Tempora mutantur et nos mutamur in illis -- times change and people change with them. Growing numbers of Cubans, on the island and worldwide, are discussing a transition to democracy, which has a strong international underpinning. Although geographically distant, in terms of political experience, the Czech Republic is close to Cuba. Consider these points:
• Castro's persecution of dissidents and seemingly endless violations of fundamental rights and freedoms has wrought a vocal, international sense of solidarity with these prisoners of conscience as well as moral, political and material support.
When the U.N. Commission for Human Rights holds its annual session in Geneva this spring, an unequivocal signal must be sent to Havana that imprisoning 75 dissidents is a blatant violation of its international obligations.
Freedom for Oscar Biscet, Raúl Rivero, Martha Beatriz Roque and other dissidents should be a condition for any serious international engagement and cooperation. Oswaldo Payá and his Varela Project, Vladimiro Roca and others in the Todos Unidos (All United) Movement ought to be praised for their demands that Cuba's government respect human rights.
The reawakening of civil society is essential to a transition into a functioning, prosperous democracy. The repeated calls for a national dialogue and reconciliation should be given attention and supported internationally.
The United States and the countries of the European Union and Latin America should join together to pass a strongly worded resolution. In the past, the Czech Republic successfully initiated such action, and although not currently a member of the commission, is ready to assist again.
• Not only are human rights being defended and a civil society emerging in Cuba (reminding Czechs of our past), but a more-political and multifaceted debate on transition is also taking place there.
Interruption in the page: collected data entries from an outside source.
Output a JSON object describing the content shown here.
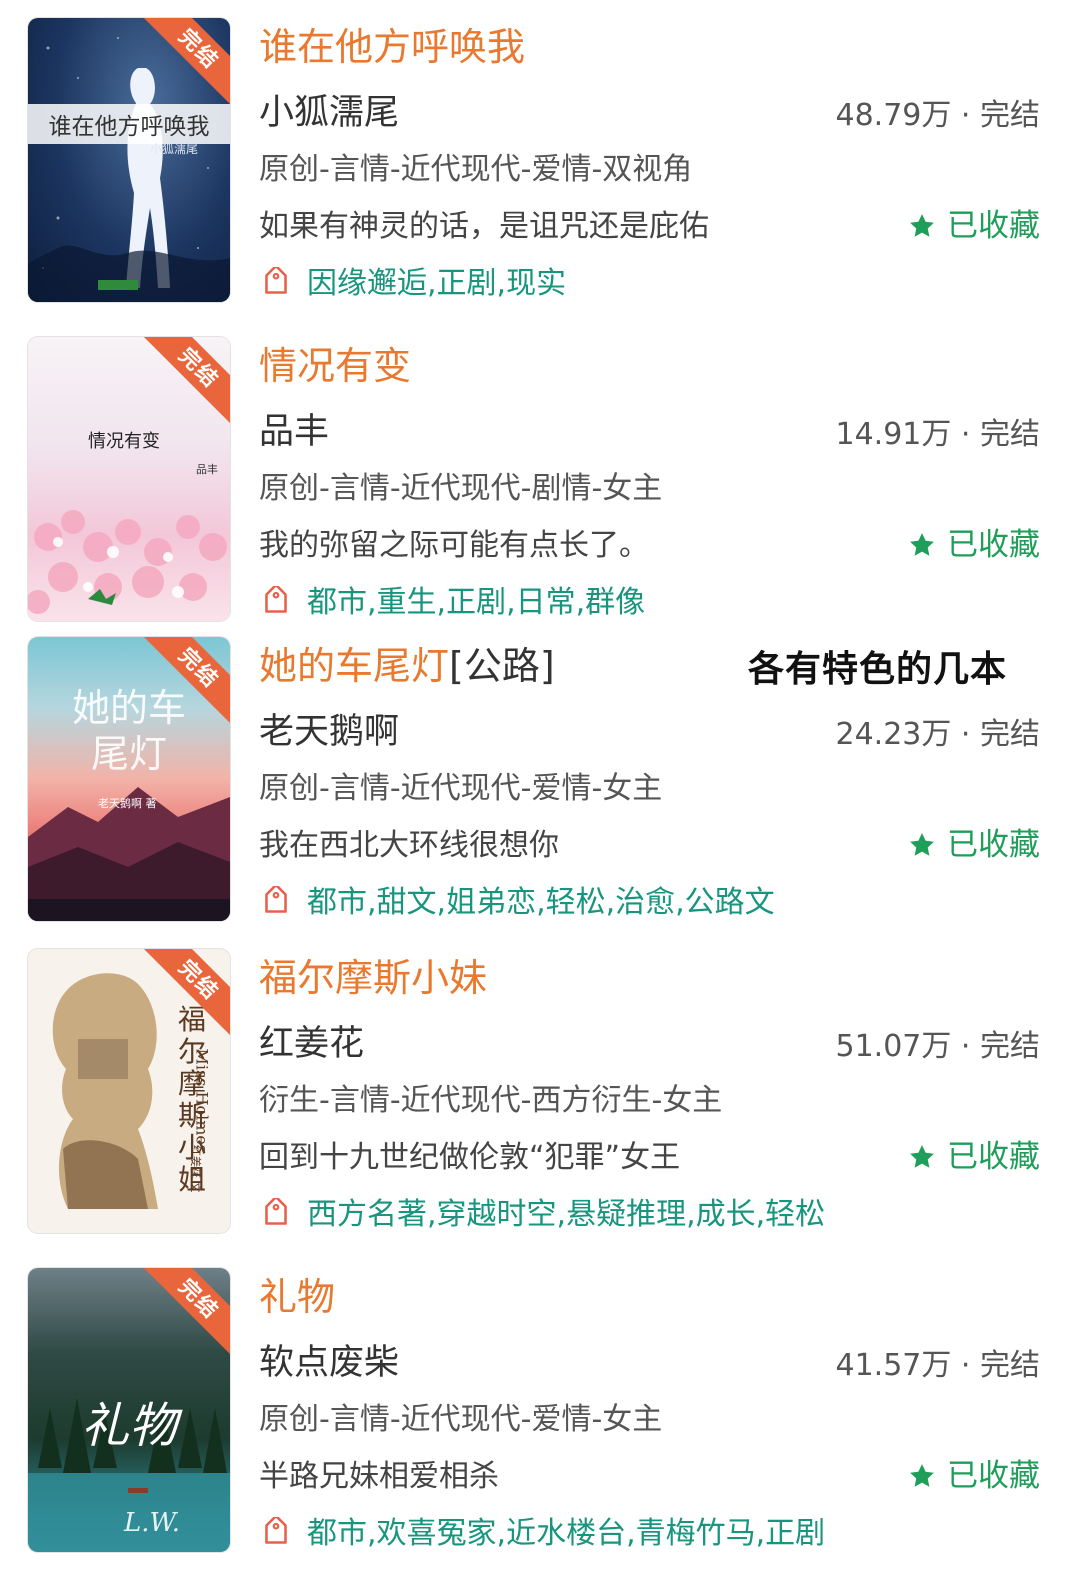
{
  "overlay_caption": "各有特色的几本",
  "books": [
    {
      "title": "谁在他方呼唤我",
      "title_suffix": "",
      "author": "小狐濡尾",
      "stats": "48.79万 · 完结",
      "category": "原创-言情-近代现代-爱情-双视角",
      "intro": "如果有神灵的话，是诅咒还是庇佑",
      "favorite_label": "已收藏",
      "tags": "因缘邂逅,正剧,现实",
      "badge": "完结",
      "cover_title": "谁在他方呼唤我",
      "cover_author": "小狐濡尾",
      "cover_icon": "silhouette-woman-icon"
    },
    {
      "title": "情况有变",
      "title_suffix": "",
      "author": "品丰",
      "stats": "14.91万 · 完结",
      "category": "原创-言情-近代现代-剧情-女主",
      "intro": "我的弥留之际可能有点长了。",
      "favorite_label": "已收藏",
      "tags": "都市,重生,正剧,日常,群像",
      "badge": "完结",
      "cover_title": "情况有变",
      "cover_author": "品丰",
      "cover_icon": "cherry-blossom-icon"
    },
    {
      "title": "她的车尾灯",
      "title_suffix": "[公路]",
      "author": "老天鹅啊",
      "stats": "24.23万 · 完结",
      "category": "原创-言情-近代现代-爱情-女主",
      "intro": "我在西北大环线很想你",
      "favorite_label": "已收藏",
      "tags": "都市,甜文,姐弟恋,轻松,治愈,公路文",
      "badge": "完结",
      "cover_title": "她的车尾灯",
      "cover_author": "老天鹅啊 著",
      "cover_icon": "mountain-icon"
    },
    {
      "title": "福尔摩斯小妹",
      "title_suffix": "",
      "author": "红姜花",
      "stats": "51.07万 · 完结",
      "category": "衍生-言情-近代现代-西方衍生-女主",
      "intro": "回到十九世纪做伦敦“犯罪”女王",
      "favorite_label": "已收藏",
      "tags": "西方名著,穿越时空,悬疑推理,成长,轻松",
      "badge": "完结",
      "cover_title": "福尔摩斯小姐",
      "cover_subtitle": "Miss Holmes",
      "cover_author": "红姜花 文",
      "cover_icon": "woman-profile-icon"
    },
    {
      "title": "礼物",
      "title_suffix": "",
      "author": "软点废柴",
      "stats": "41.57万 · 完结",
      "category": "原创-言情-近代现代-爱情-女主",
      "intro": "半路兄妹相爱相杀",
      "favorite_label": "已收藏",
      "tags": "都市,欢喜冤家,近水楼台,青梅竹马,正剧",
      "badge": "完结",
      "cover_title": "礼物",
      "cover_author": "L.W.",
      "cover_icon": "forest-icon"
    }
  ],
  "colors": {
    "title": "#e8792f",
    "favorite": "#1f9e5a",
    "tags": "#18957e",
    "badge": "#e9663c"
  }
}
About this, too, we Czechs can offer our experience, especially on the difficult moral, legal, political and economic issues that we had to work through in our own transition.
There is a paradox to be emphasized, a mystery whose solution is the key to any successful democratic transition: Democracy requires a plurality of opinions.
The free competition of ideas and opinions not only brings out the best of the new realities; it also distinguishes democracy from autocratic forms of government. Yet fruitful competition is always based on a fundamental consensus among relevant parties.
In Cuba's case, I see two major, relevant parties: Cubans on the island who advocate freedom and a democratic Cuba, and the Cubans in the United States and elsewhere in the world. One of Castro's strategic weapons is, and has been, to keep Cubans divided, to separate those under his domination from those elsewhere whom he pejoratively calls ``the Miami mafia.''
To overcome Cuba's stagnation and to start its journey toward the future requires a fundamental agreement on the principles of unity, or convergencia and todos unidos.
Isn't it time, therefore, to talk seriously about reunification and reconciliation of the Cuban nation so that Cuba can find and take its place among free, democratic and prosperous nations? Isn't it evident that Cuba needs a renewed national consensus, deliberatively achieved within a contemporary international framework?
In today's world, Castro's Cold War scenarios and rhetoric are outdated and irrelevant.
I am an outsider, but I am adding my voice to the voices of Cuban dissidents looking toward the future and calling for a really open national dialogue in which all Cubans could participate.
The Czech experience confirms that this is the only way to begin a successful transition to democracy. It is the only way to renew and reformulate what was lost in decades of a totalitarian regime: the basic ''social contract'' that can steer Cuba through the seas of international politics on a successful voyage to democracy.
Martin Palous is ambassador of the Czech Republic to the United States.